This is not an easy yes-or-no question. On the one hand, the Bible clearly calls for capital punishment in the case of intentional murder. In Genesis 9:6, God told Noah that the penalty for intentional murder should be death: “Whoever sheds the blood of man, by man shall his blood be shed, for God made man in his own image.” The death penalty is explicitly grounded in the fact that God made every individual human being in His own image, and thus an act of intentional murder is an assault upon human dignity and the very image of God. The one who intentionally takes life by murder forfeits the right to his own life.

In the New Testament, the Apostle Paul instructs Christians that the government “does not bear the sword in vain.” Indeed, in this case, the magistrate “is the servant of God, an avenger who carries out God’s wrath on the evildoer” (Rom. 13:4).

On the other hand, the Bible establishes a high bar for evidence in a case of capital murder. The act of murder must be confirmed and corroborated by the eyewitness testimony of accusers, and the society is to take every reasonable precaution to ensure that no one is punished unjustly.

While the death penalty is allowed and even mandated in some cases, the Bible also reveals that not all who are guilty of murder or complicit in murder are executed. Just remember the biblical accounts of Moses and David.

Christian thinking about the death penalty must begin with the fact that the Bible envisions a society in which capital punishment for murder is sometimes necessary but should be exceedingly rare.

The Bible also affirms that the death penalty, rightly and justly applied, will have a powerful deterrent effect. In a world of violence, the death penalty is understood to be a necessary firewall against the spread of further deadly violence.
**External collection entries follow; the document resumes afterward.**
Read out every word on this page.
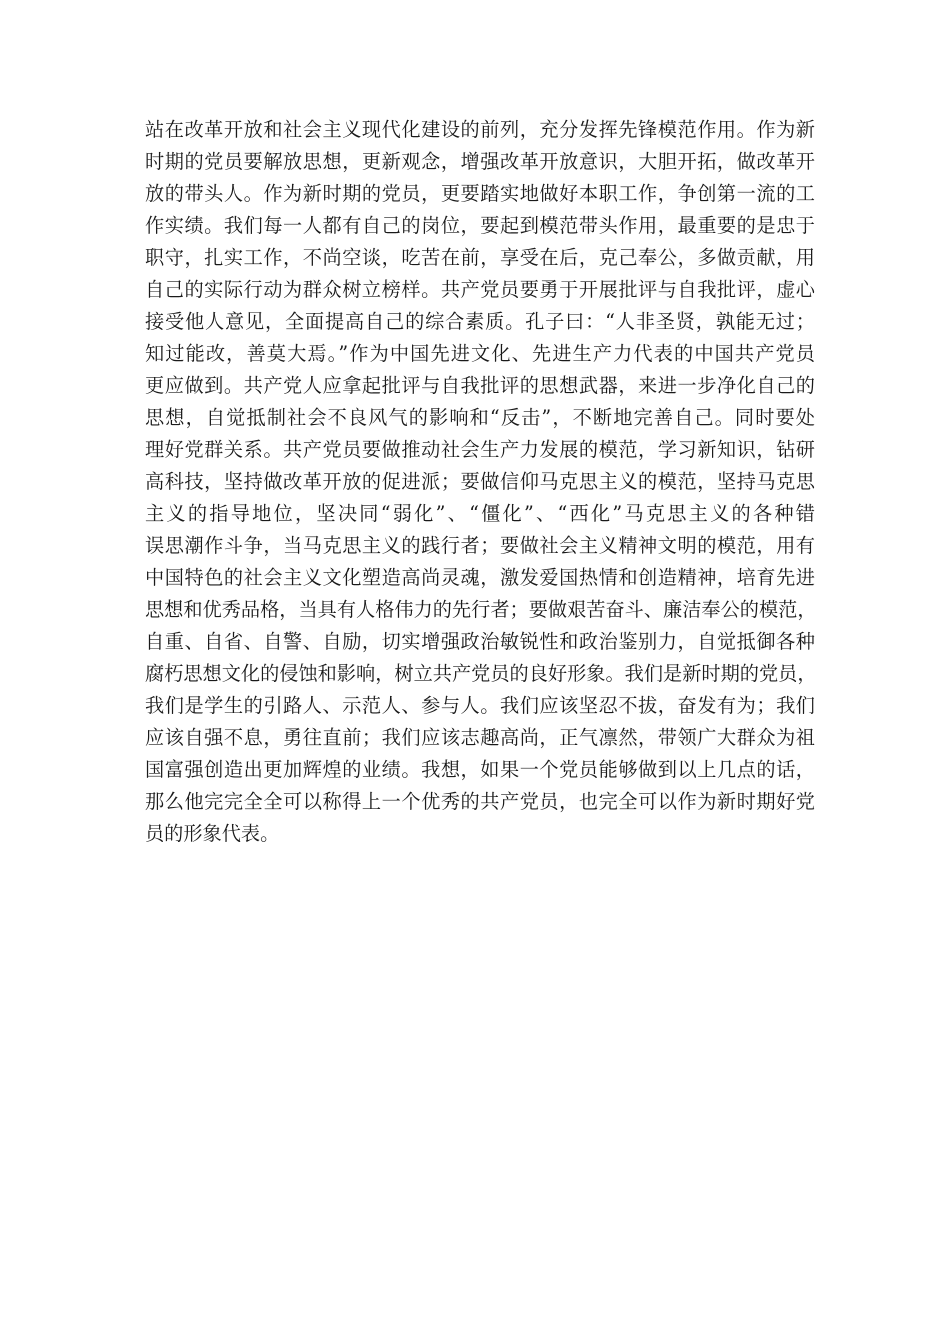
站在改革开放和社会主义现代化建设的前列，充分发挥先锋模范作用。作为新
时期的党员要解放思想，更新观念，增强改革开放意识，大胆开拓，做改革开
放的带头人。作为新时期的党员，更要踏实地做好本职工作，争创第一流的工
作实绩。我们每一人都有自己的岗位，要起到模范带头作用，最重要的是忠于
职守，扎实工作，不尚空谈，吃苦在前，享受在后，克己奉公，多做贡献，用
自己的实际行动为群众树立榜样。共产党员要勇于开展批评与自我批评，虚心
接受他人意见，全面提高自己的综合素质。孔子曰：“人非圣贤，孰能无过；
知过能改，善莫大焉。”作为中国先进文化、先进生产力代表的中国共产党员
更应做到。共产党人应拿起批评与自我批评的思想武器，来进一步净化自己的
思想，自觉抵制社会不良风气的影响和“反击”，不断地完善自己。同时要处
理好党群关系。共产党员要做推动社会生产力发展的模范，学习新知识，钻研
高科技，坚持做改革开放的促进派；要做信仰马克思主义的模范，坚持马克思
主义的指导地位，坚决同“弱化”、“僵化”、“西化”马克思主义的各种错
误思潮作斗争，当马克思主义的践行者；要做社会主义精神文明的模范，用有
中国特色的社会主义文化塑造高尚灵魂，激发爱国热情和创造精神，培育先进
思想和优秀品格，当具有人格伟力的先行者；要做艰苦奋斗、廉洁奉公的模范，
自重、自省、自警、自励，切实增强政治敏锐性和政治鉴别力，自觉抵御各种
腐朽思想文化的侵蚀和影响，树立共产党员的良好形象。我们是新时期的党员，
我们是学生的引路人、示范人、参与人。我们应该坚忍不拔，奋发有为；我们
应该自强不息，勇往直前；我们应该志趣高尚，正气凛然，带领广大群众为祖
国富强创造出更加辉煌的业绩。我想，如果一个党员能够做到以上几点的话，
那么他完完全全可以称得上一个优秀的共产党员，也完全可以作为新时期好党
员的形象代表。
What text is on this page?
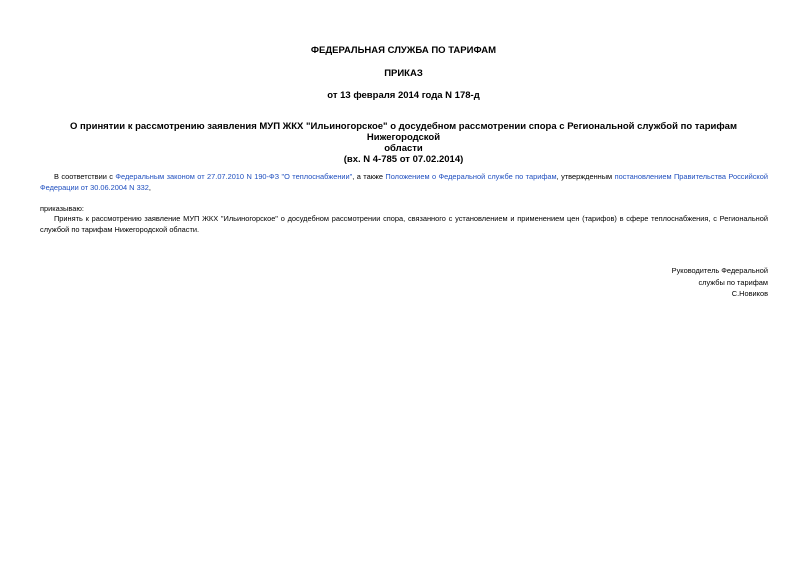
ФЕДЕРАЛЬНАЯ СЛУЖБА ПО ТАРИФАМ
ПРИКАЗ
от 13 февраля 2014 года N 178-д
О принятии к рассмотрению заявления МУП ЖКХ "Ильиногорское" о досудебном рассмотрении спора с Региональной службой по тарифам Нижегородской
области
(вх. N 4-785 от 07.02.2014)
В соответствии с Федеральным законом от 27.07.2010 N 190-ФЗ "О теплоснабжении", а также Положением о Федеральной службе по тарифам, утвержденным постановлением Правительства Российской Федерации от 30.06.2004 N 332,
приказываю:
Принять к рассмотрению заявление МУП ЖКХ "Ильиногорское" о досудебном рассмотрении спора, связанного с установлением и применением цен (тарифов) в сфере теплоснабжения, с Региональной службой по тарифам Нижегородской области.
Руководитель Федеральной
службы по тарифам
С.Новиков
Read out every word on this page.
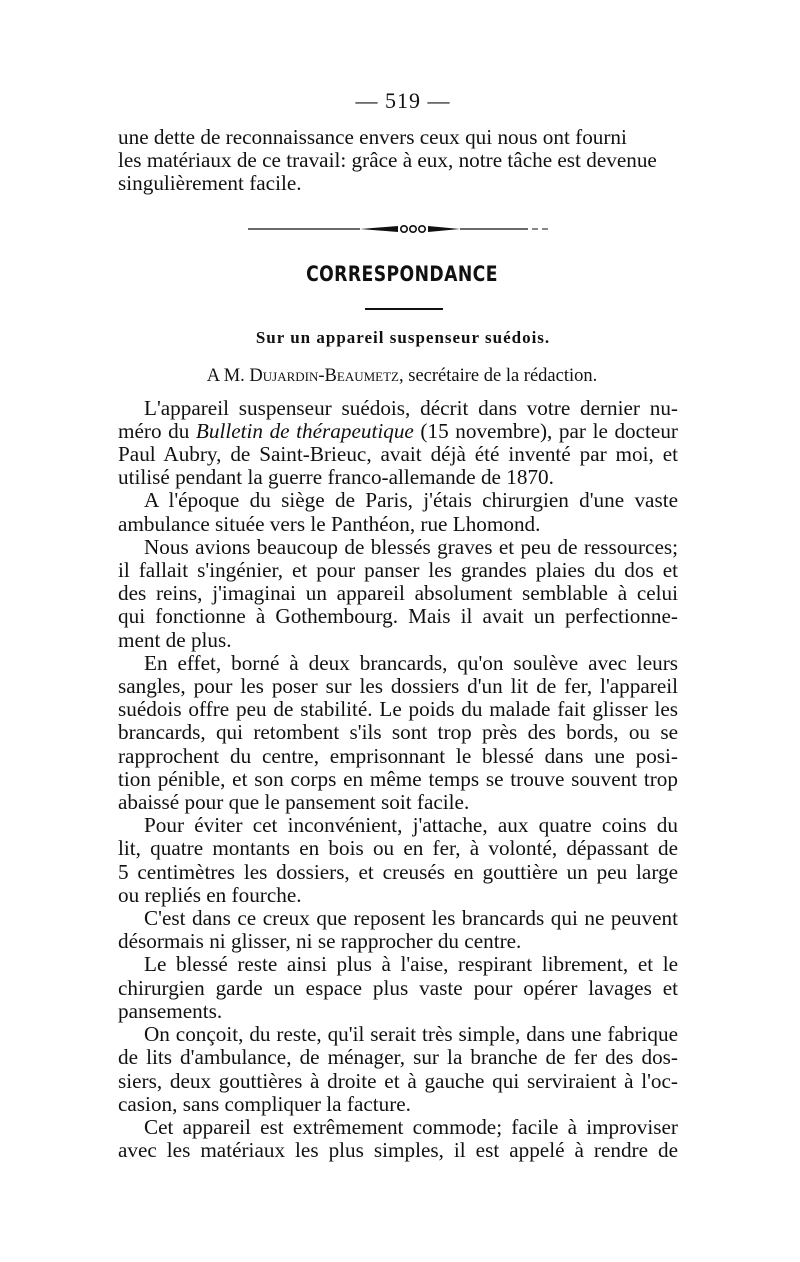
— 519 —

une dette de reconnaissance envers ceux qui nous ont fourni
les matériaux de ce travail: grâce à eux, notre tâche est devenue
singulièrement facile.

CORRESPONDANCE
Sur un appareil suspenseur suédois.
A M. Dujardin-Beaumetz, secrétaire de la rédaction.

L'appareil suspenseur suédois, décrit dans votre dernier nu-
méro du Bulletin de thérapeutique (15 novembre), par le docteur
Paul Aubry, de Saint-Brieuc, avait déjà été inventé par moi, et
utilisé pendant la guerre franco-allemande de 1870.

A l'époque du siège de Paris, j'étais chirurgien d'une vaste
ambulance située vers le Panthéon, rue Lhomond.

Nous avions beaucoup de blessés graves et peu de ressources;
il fallait s'ingénier, et pour panser les grandes plaies du dos et
des reins, j'imaginai un appareil absolument semblable à celui
qui fonctionne à Gothembourg. Mais il avait un perfectionne-
ment de plus.

En effet, borné à deux brancards, qu'on soulève avec leurs
sangles, pour les poser sur les dossiers d'un lit de fer, l'appareil
suédois offre peu de stabilité. Le poids du malade fait glisser les
brancards, qui retombent s'ils sont trop près des bords, ou se
rapprochent du centre, emprisonnant le blessé dans une posi-
tion pénible, et son corps en même temps se trouve souvent trop
abaissé pour que le pansement soit facile.

Pour éviter cet inconvénient, j'attache, aux quatre coins du
lit, quatre montants en bois ou en fer, à volonté, dépassant de
5 centimètres les dossiers, et creusés en gouttière un peu large
ou repliés en fourche.

C'est dans ce creux que reposent les brancards qui ne peuvent
désormais ni glisser, ni se rapprocher du centre.

Le blessé reste ainsi plus à l'aise, respirant librement, et le
chirurgien garde un espace plus vaste pour opérer lavages et
pansements.

On conçoit, du reste, qu'il serait très simple, dans une fabrique
de lits d'ambulance, de ménager, sur la branche de fer des dos-
siers, deux gouttières à droite et à gauche qui serviraient à l'oc-
casion, sans compliquer la facture.

Cet appareil est extrêmement commode; facile à improviser
avec les matériaux les plus simples, il est appelé à rendre de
Seen in this light, the problem we face today is not with the death penalty but with society at large. American society is quickly conforming to a secular worldview, and the clear sense of right and wrong that was Christianity’s gift to Western civilization is being replaced with a much more ambiguous morality. We have lost the cultural ability to declare murder—even mass murder—to be deserving of the death penalty. We have also robbed the death penalty of its deterrent power by allowing death penalty cases to languish for years in the legal system, often based on irrational and irrelevant appeals.

I believe that Christians should hope, pray, and strive for a society in which the death penalty, rightly and rarely applied, would make moral sense.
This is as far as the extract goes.